First, we should talk about the organizations. The National Speleological Society is our parent organization. The individual clubs in regions or cities are known as "Grottoes". There are also conservancies, such as the Southeastern Cave Conservancy, Inc. (SCCi) which own and manage some caves, of which most cavers are also members.


After you become a member, you can learn more about equipment and techniques by going on grotto caving trips. You will learn how to navigate the underground, and discover what works best for you in terms of gear. Your new caving buddies will be glad to make recommendations for clothing, knee pads (they are not all the same!) helmets, headlamps, packs, and more. After several trips, you will learn about more caves to visit, and you'll gain the confidence to visit them safely and responsibly with your own team of friends. Hopefully you will return the favor and teach other new cavers what you have learned.

Our caving community is like a big family, and there are many aspects to learn about. It's one of the few sports where you can meet many of the original explorers and the people who developed the technology to explore and document these places. The Dogwood City Grotto is your gateway into the underground, and all that goes with it.


What is TAG?

TAG is an acronym for Tennessee, Alabama, and Georgia. The term was adopted long ago, and is a description of our southeastern region. The southeastern US has the highest concentration of caves in the continental US, as well as many of the largest cave systems. While it is does roll off of the tongue well, it does leave out a few other states that have lots of caves, like Florida and Kentucky.
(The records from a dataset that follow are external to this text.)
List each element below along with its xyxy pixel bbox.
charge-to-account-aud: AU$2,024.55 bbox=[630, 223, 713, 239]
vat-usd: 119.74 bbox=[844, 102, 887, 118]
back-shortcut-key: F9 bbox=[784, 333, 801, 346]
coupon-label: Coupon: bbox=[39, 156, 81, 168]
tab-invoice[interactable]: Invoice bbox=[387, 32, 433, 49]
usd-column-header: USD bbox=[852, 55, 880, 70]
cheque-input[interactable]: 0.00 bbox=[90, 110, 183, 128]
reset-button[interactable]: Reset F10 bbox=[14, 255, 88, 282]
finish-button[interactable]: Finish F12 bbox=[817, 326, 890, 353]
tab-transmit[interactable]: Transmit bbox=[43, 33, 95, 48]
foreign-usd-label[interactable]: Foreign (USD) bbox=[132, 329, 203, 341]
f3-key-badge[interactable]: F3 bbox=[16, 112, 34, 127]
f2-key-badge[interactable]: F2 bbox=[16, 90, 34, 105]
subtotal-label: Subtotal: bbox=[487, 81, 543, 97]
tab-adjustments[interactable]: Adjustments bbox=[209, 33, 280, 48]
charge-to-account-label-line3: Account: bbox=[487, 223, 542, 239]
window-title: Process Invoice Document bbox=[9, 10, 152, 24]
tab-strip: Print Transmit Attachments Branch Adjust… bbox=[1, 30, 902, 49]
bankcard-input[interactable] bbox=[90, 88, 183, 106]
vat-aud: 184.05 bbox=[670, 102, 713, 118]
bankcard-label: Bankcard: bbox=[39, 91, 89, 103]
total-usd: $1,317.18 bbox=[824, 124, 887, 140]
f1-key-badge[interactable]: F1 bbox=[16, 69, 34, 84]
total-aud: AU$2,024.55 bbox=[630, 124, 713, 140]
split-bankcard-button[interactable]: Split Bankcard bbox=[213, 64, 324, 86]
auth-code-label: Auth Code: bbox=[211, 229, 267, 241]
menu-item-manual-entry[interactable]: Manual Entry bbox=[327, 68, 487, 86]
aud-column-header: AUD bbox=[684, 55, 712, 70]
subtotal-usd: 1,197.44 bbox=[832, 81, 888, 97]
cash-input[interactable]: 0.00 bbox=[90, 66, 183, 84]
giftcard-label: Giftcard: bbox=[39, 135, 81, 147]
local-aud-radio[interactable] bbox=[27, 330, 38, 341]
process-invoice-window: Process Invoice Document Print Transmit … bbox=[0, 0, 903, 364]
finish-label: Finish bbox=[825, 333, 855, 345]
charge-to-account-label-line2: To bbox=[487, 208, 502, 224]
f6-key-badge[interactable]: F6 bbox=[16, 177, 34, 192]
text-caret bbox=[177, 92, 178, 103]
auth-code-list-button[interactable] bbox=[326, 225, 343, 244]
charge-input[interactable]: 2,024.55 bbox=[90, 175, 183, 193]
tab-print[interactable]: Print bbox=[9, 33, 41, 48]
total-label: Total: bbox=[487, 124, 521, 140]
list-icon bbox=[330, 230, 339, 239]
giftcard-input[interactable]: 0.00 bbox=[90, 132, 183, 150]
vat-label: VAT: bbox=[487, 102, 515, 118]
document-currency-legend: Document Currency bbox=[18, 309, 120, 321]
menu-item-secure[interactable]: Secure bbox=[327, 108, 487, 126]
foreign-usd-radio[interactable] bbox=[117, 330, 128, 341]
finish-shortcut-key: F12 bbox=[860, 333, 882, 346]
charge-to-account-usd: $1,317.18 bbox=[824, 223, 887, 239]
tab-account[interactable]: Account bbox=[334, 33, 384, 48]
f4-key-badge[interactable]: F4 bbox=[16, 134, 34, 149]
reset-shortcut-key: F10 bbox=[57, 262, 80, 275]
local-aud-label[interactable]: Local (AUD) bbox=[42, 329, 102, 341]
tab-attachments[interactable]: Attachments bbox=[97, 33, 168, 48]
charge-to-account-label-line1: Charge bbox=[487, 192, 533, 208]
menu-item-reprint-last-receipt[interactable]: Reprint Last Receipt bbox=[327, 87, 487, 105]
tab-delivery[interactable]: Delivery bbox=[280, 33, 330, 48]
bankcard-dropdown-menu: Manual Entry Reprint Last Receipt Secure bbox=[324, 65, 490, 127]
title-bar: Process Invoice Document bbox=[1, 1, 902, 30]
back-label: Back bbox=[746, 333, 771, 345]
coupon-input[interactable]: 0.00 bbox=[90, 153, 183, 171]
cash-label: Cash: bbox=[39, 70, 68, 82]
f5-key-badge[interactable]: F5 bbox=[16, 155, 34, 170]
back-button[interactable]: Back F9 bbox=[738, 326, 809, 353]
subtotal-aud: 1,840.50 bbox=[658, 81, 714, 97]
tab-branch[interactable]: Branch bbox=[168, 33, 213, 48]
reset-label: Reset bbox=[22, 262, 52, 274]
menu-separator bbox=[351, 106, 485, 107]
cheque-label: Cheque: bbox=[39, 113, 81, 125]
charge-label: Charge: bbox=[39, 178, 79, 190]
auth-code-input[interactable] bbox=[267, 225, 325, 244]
Sorry guys, no slight intended!


Do you really call yourselves "Spelunkers"?

No. We refer to our sport as "Caving", and we are proud to call ourselves CAVERS! 


Why not just tell me some caves I can visit?

Caves are easily damaged environments. People who are new to caving may not realize this, and may do things to damage them, such as leaving trash or human waste, or even spray-painting on the walls to help navigate, or just to prove they were there. We believe that these places are special, and deserve protection. Keeping them as secret as we can has been the best way we know to protect them. We do our best not to advertise caves and locations on the internet and social media, so that they remain "on the downlow". There is much more to caving than simply knowing where the caves are. Most caves in the southeastern US are privately owned. Our community works hard to keep privately owned caves open for cavers, and we welcome you to be a part of that.